Полемика, временами очень острая, по поводу литературы «советской» и «эмигрантской» велась в среде русского зарубежья не одно десятилетие. Тема эта освещена во многих работах, например, весьма обстоятельно – в статье О. А. Коростелева «Пафос свободы. Литературная критика русской эмиграции за полвека (1920–1980)», предваряющей двухтомную антологию «Критика русского зарубежья» (М., 2002). В антологии представлены работы тридцати пяти деятелей русской литературной эмиграции, но, к сожалению, нет Б. К. Зайцева, не раз писавшего на эту тему, в том числе и в «Дневнике писателя».

Полемический посыл ощутим уже в заглавии одной из статей этого цикла – «Леонов и Городецкая». Зайцев намеренно сопоставляет имена Леонова, писателя крупного и получившего к тому времени европейскую известность, и начинающей беллетристки. Но сравнение их книг – не в пользу Леонова. По мысли Зайцева, ознаменовавший начало своего писательского пути яркими талантливыми книгами (такими, как «Петушихинский пролом»), Леонов в последовавших «Барсуках», «Соти» опустился до выполнения социального заказа. Критику больно видеть, «как за десять лет сумели обработать и сломить человека даровитого, настоящего, может быть, даже крупного писателя. „Соть“ есть открытый, совсем ничем не вуалированный „социальный заказ“». Возмущение вызывают страницы «Соти», посвященные описанию скита: «Леонов грубо и бездарно издевается над русским иночеством…»
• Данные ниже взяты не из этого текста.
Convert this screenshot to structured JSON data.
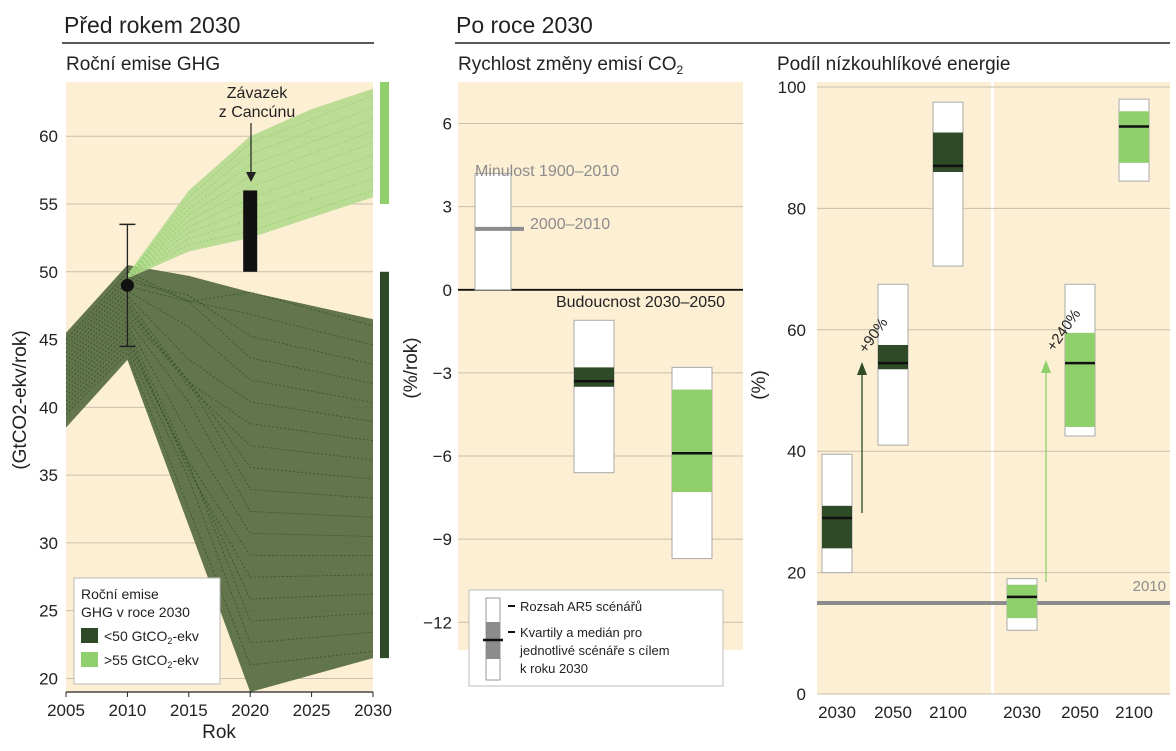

Кто же выбран в заочные оппоненты Леонову? Надежда Даниловна Городецкая покинула Россию в 1919 г. Жила в Югославии, переехала в 1924 г. во Францию, где занялась литературной и журналистской работой. Два ее романа, вышедших в Париже, – «Несквозная нить» (1924) и «Мара» (1931) вскоре были переведены и изданы на французском. Городецкая, таким образом, не была совсем уж безвестной фигурой. Напротив, она – активный участник литературной и философской жизни Парижа конца 1920-х – начала 1930-х гг. Городецкая стала одним из организаторов и участником Франко-русских собеседований. На заседании 24 февраля 1931 г., посвященном творчеству Шарля Пеги, Городецкая выступила в качестве содокладчика Жана Максанса. Молодая писательница была также участником литературного объединения «Кочевье», семинара Бердяева «Христианство и творчество» (где прочла доклады «Спасение и творчество» и «Духовная встревоженность в современном французском романе»).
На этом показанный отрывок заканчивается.